The 17-year-old has won two major accolades for science over the past year. The first was a gold award from the British Physics Olympiad, the only gold to be awarded in Scotland and one of only 40 in the UK. The second was when he was named Scottish regional winner in the International Science School competition run by the Association for Science Education in partnership with the Royal Institution of Great Britain.
Pupils nominated for the competition have to be outstanding students who have a well-developed interest in science and have indicated they wish to pursue a career in science or technology.
Emil is studying six Highers this year and hopes that, with three Advanced Highers next year, he will secure a place to study engineering or physics at Cambridge, Imperial College, London, or Strathclyde universities.
Each year, five competition winners from across the UK get to spend two weeks at the Professor Harry Messel International Science School in Sydney, Australia. The biannual school, founded in 1958 and organised by the Science Foundation for Physics, attracts top scientists and speakers as well as students from the United States, Japan, Singapore, Thailand, Malaysia, the Philippines, New Zealand and the UK.
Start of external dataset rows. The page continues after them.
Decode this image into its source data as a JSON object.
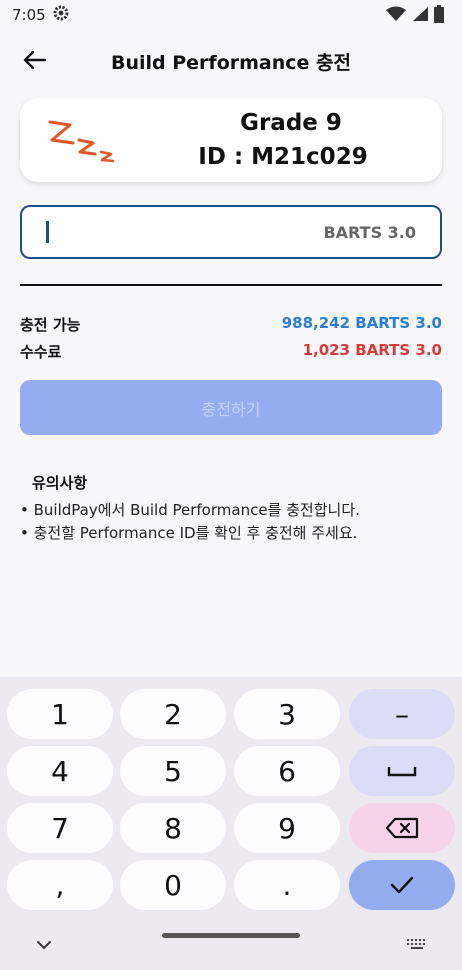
{
  "status_bar": {
    "time": "7:05"
  },
  "header": {
    "title": "Build Performance 충전"
  },
  "profile": {
    "grade": "Grade 9",
    "id_label": "ID : M21c029"
  },
  "amount_input": {
    "value": "",
    "unit": "BARTS 3.0"
  },
  "summary": {
    "available_label": "충전 가능",
    "available_value": "988,242 BARTS 3.0",
    "fee_label": "수수료",
    "fee_value": "1,023 BARTS 3.0",
    "colors": {
      "available": "#2b7fd6",
      "fee": "#d93a3a"
    }
  },
  "charge_button": {
    "label": "충전하기"
  },
  "notice": {
    "title": "유의사항",
    "items": [
      "• BuildPay에서 Build Performance를 충전합니다.",
      "• 충전할 Performance ID를 확인 후 충전해 주세요."
    ]
  },
  "keypad": {
    "rows": [
      [
        "1",
        "2",
        "3",
        "–"
      ],
      [
        "4",
        "5",
        "6",
        "space-icon"
      ],
      [
        "7",
        "8",
        "9",
        "backspace-icon"
      ],
      [
        ",",
        "0",
        ".",
        "check-icon"
      ]
    ],
    "colors": {
      "function_key": "#dcdcf7",
      "delete_key": "#f6d3e8",
      "done_key": "#93acf0"
    }
  }
}
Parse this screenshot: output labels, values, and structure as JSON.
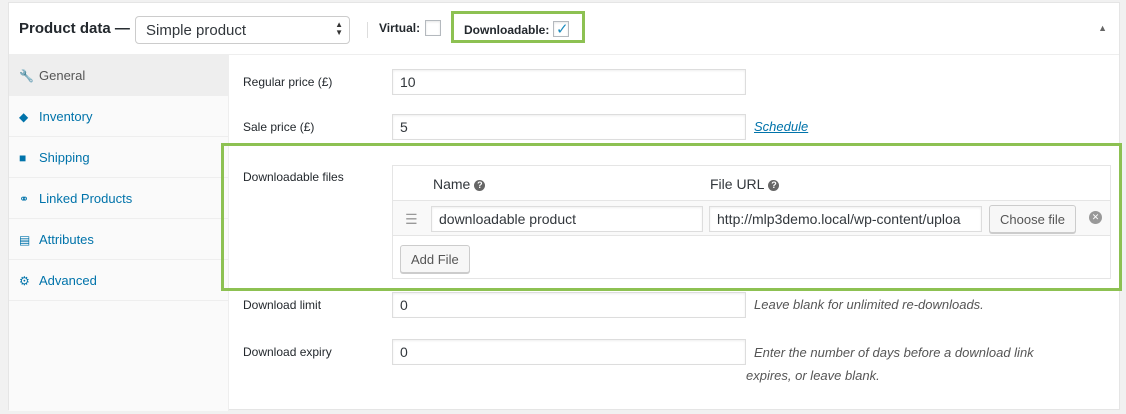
{
  "header": {
    "title": "Product data —",
    "product_type": "Simple product",
    "virtual_label": "Virtual:",
    "downloadable_label": "Downloadable:"
  },
  "icons": {
    "general": "wrench-icon",
    "inventory": "tag-icon",
    "shipping": "truck-icon",
    "linked_products": "link-icon",
    "attributes": "list-icon",
    "advanced": "gear-icon"
  },
  "sidebar": {
    "items": [
      {
        "label": "General",
        "active": true
      },
      {
        "label": "Inventory"
      },
      {
        "label": "Shipping"
      },
      {
        "label": "Linked Products"
      },
      {
        "label": "Attributes"
      },
      {
        "label": "Advanced"
      }
    ]
  },
  "pricing": {
    "regular_price_label": "Regular price (£)",
    "regular_price_value": "10",
    "sale_price_label": "Sale price (£)",
    "sale_price_value": "5",
    "schedule_link": "Schedule"
  },
  "downloadable_files": {
    "label": "Downloadable files",
    "col_name": "Name",
    "col_url": "File URL",
    "file_name": "downloadable product",
    "file_url": "http://mlp3demo.local/wp-content/uploa",
    "choose_file": "Choose file",
    "add_file": "Add File"
  },
  "download_limit": {
    "label": "Download limit",
    "value": "0",
    "desc": "Leave blank for unlimited re-downloads."
  },
  "download_expiry": {
    "label": "Download expiry",
    "value": "0",
    "desc": "Enter the number of days before a download link expires, or leave blank."
  },
  "colors": {
    "highlight": "#8dc152",
    "link": "#0073aa"
  }
}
Last month, along with other winners and runners-up from the 19 UK regional finals, Emil spent a day at the Royal Institution in London. "I enjoyed the lectures laid on for us, which included one on forensic science," he says.
Stuart Farmer, the principal teacher of physics at Robert Gordon's College who nominated Emil, says: "He's done remarkably well, given that there were 70 nominations from Scotland. To get through to the final interview day at the Royal Institution is an achievement in itself."